The pre-testing jitters...

So I'm going out to Seattle this weekend to meet with my coach Todd Herriott, and I am dreading it. I'll be paying a visit to Todd's place of work called Herriott Sports Performance (HSP for short), where not surprisingly Todd is the head honcho. While I'm there I'll be getting a slew of physiological tests to better determine how to craft my training plan, and I'll have Todd adjust my aerodynamic position on my TT bike, but most importantly, I'm going there to have Todd give me the "straight talk". Todd is a ball-buster, no way around it. He's a good coach for me, because he doesn't dandy up what he says with a bunch of supportive, positive, everybody-can-be-a-winner fanciness. No, he'll be brutally honest. He's been around and seen it all long enough to know that a guy like me - a talented athlete, but not a complete and total mutant - needs to work REALLY REALLY hard in order to be successful, especially when I'm competing mostly against other talented athletes (and the occasional total mutant), almost all of whom also work REALLY REALLY hard. He's going to get me up on those machines, and poke my finger with a needle, and make me pedal until I want to puke, and then look at the data and say something like "Sam, you're a big unit. Your [insert physiological statistic] is good, and if you do what I tell you to do it will get better. If you don't get better, you'll never be able to bark with the big boys, so do what I tell you, ok."

"Do I have to stop drinking lots of beer and eating lots of ice cream," I'll ask.

"Only if you want to get faster," he'll say.

This is why I'm dreading it.

Friday, November 2, 2007

Lord help me.....

O my God!
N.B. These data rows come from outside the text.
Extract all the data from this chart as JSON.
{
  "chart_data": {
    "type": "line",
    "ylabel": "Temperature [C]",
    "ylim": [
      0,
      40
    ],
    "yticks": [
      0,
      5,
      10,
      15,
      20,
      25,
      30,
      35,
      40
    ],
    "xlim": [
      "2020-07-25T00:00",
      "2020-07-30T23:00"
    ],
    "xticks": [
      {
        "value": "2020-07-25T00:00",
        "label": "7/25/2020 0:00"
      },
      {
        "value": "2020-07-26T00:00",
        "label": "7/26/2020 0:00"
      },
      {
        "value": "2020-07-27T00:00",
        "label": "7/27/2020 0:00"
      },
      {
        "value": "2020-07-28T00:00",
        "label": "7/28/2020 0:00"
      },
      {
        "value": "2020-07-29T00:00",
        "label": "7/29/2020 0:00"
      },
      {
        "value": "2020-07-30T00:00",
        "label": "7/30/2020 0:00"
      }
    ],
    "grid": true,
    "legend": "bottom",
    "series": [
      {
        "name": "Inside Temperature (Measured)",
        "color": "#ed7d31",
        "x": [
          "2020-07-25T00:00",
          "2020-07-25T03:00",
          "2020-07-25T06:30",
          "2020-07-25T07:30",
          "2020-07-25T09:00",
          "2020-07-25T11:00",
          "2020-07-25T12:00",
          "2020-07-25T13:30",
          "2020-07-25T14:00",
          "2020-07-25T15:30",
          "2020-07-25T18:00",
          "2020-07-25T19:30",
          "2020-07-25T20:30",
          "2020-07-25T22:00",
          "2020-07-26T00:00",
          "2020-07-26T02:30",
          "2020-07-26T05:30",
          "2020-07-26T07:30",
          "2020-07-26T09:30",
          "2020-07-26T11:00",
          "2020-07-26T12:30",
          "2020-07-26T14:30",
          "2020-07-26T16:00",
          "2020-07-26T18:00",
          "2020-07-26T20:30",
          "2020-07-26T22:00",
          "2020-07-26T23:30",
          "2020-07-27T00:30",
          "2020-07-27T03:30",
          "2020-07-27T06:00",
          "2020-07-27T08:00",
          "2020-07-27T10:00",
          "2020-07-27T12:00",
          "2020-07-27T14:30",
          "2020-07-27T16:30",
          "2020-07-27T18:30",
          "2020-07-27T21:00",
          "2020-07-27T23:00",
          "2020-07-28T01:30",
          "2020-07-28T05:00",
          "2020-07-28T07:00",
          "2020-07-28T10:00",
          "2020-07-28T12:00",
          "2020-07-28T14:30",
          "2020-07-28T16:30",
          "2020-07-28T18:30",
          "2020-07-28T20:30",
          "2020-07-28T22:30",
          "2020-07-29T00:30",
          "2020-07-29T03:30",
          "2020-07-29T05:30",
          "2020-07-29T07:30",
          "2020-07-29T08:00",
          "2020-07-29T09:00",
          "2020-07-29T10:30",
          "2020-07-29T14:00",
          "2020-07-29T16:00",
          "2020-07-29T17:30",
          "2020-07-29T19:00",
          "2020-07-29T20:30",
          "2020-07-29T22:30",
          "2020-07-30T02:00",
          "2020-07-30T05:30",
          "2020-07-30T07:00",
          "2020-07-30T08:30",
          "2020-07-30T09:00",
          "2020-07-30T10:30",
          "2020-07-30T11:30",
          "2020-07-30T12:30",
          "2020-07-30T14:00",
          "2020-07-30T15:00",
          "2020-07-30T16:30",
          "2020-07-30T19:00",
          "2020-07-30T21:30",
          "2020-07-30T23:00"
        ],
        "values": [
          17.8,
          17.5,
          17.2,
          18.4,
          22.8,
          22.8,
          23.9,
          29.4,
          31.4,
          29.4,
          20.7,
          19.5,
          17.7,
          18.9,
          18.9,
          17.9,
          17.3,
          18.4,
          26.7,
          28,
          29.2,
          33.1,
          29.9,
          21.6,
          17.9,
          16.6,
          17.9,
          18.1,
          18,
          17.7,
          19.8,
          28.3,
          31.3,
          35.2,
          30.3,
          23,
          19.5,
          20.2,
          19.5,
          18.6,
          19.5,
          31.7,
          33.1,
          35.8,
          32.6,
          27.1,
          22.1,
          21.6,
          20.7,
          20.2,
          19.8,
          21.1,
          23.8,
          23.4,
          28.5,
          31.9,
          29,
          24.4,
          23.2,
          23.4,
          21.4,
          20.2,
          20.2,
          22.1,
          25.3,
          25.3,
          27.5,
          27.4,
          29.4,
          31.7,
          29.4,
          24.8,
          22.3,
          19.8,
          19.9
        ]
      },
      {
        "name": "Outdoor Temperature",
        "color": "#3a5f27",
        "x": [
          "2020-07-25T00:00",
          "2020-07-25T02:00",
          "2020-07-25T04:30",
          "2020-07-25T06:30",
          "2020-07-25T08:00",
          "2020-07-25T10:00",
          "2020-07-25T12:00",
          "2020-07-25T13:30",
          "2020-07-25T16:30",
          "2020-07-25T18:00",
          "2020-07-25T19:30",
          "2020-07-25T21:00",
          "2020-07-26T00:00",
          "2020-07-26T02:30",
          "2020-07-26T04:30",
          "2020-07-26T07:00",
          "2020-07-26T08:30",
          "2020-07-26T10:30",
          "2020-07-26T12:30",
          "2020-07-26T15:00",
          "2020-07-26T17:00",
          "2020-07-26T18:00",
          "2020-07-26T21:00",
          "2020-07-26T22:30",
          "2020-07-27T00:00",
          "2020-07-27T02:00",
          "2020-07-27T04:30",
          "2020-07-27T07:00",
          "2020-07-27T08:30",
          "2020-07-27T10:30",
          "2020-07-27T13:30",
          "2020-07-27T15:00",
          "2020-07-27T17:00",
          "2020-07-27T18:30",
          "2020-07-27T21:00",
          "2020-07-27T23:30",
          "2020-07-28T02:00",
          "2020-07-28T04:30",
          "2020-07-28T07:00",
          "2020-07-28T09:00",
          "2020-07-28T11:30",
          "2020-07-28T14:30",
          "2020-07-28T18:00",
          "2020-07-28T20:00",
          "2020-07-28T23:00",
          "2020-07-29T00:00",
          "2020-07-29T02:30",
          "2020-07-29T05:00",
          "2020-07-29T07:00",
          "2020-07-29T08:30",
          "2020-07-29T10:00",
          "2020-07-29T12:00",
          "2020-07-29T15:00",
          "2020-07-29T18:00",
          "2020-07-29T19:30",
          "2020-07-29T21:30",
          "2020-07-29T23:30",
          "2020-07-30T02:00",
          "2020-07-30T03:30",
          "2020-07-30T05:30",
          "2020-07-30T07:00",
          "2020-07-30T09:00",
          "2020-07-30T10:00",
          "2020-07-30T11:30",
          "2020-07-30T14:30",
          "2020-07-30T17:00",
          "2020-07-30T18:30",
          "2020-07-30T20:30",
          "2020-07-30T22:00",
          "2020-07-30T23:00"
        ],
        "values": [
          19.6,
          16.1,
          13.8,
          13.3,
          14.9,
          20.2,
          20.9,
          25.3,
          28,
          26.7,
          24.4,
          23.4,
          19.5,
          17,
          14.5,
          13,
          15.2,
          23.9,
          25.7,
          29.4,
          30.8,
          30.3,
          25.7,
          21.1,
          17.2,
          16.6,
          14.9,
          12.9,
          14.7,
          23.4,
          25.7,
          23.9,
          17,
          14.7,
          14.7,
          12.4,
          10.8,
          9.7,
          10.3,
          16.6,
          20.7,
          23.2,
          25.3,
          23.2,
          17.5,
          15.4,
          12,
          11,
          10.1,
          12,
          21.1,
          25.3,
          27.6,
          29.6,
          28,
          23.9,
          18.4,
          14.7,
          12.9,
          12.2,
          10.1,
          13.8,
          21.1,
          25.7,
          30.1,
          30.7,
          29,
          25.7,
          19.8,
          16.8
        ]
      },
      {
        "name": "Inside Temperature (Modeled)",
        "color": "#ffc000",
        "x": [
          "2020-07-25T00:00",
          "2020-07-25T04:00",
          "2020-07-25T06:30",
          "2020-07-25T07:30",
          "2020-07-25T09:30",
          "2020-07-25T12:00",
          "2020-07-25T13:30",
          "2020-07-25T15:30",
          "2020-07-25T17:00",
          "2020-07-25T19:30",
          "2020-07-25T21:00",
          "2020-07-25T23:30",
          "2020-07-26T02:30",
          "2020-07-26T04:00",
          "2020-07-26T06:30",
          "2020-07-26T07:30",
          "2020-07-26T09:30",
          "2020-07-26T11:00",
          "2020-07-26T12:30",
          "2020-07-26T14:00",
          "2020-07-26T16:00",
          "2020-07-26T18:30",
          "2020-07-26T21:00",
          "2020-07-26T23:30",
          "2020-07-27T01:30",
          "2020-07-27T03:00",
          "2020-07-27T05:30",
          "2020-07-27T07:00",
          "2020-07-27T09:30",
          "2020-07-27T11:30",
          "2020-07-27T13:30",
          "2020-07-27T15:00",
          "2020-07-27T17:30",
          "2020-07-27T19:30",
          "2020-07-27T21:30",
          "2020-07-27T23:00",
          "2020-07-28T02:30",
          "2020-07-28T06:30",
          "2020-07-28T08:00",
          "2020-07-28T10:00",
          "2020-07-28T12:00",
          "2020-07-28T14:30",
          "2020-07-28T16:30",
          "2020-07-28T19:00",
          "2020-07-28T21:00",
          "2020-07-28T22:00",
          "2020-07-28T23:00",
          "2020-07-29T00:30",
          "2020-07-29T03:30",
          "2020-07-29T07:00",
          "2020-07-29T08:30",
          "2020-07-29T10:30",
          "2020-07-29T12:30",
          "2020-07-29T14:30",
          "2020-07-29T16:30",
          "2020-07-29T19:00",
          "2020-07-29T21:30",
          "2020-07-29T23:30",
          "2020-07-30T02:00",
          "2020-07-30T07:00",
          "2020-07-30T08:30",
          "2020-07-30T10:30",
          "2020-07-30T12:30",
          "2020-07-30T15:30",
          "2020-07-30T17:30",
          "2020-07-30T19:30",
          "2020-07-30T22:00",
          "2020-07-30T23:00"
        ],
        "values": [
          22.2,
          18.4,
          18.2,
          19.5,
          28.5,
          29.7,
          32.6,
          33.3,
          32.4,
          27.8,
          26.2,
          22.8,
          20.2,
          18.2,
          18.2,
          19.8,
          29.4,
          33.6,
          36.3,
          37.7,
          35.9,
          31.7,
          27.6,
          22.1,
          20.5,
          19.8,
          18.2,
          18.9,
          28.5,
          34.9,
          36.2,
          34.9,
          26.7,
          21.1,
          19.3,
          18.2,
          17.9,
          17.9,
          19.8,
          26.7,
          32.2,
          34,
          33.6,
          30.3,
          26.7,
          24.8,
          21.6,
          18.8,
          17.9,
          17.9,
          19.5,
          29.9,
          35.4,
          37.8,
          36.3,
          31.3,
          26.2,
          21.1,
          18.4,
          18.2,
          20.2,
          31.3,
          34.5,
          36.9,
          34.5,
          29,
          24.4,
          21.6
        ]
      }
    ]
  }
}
Source of all mercy! I acknowledge Your sovereign power. While recalling the wasted years that are past, I believe that You, Lord, can in an instant turn this loss to gain. Miserable as I am, yet I firmly believe that You can do all things. Please restore to me the time lost, giving me Your grace.

Lord, I need a mountain bike. I know, oh Great Forgiver, that it's been far too long since the my heart has pined for endless miles of singletrack, but the tide has turned, and again I wish for nothing more than wide knobby tires, and finely-tuned suspension. Give me this mountain bike, and shine through me and be so in me, that every soul I come in contact with may feel Your Presence as I blow past them both uphill and down.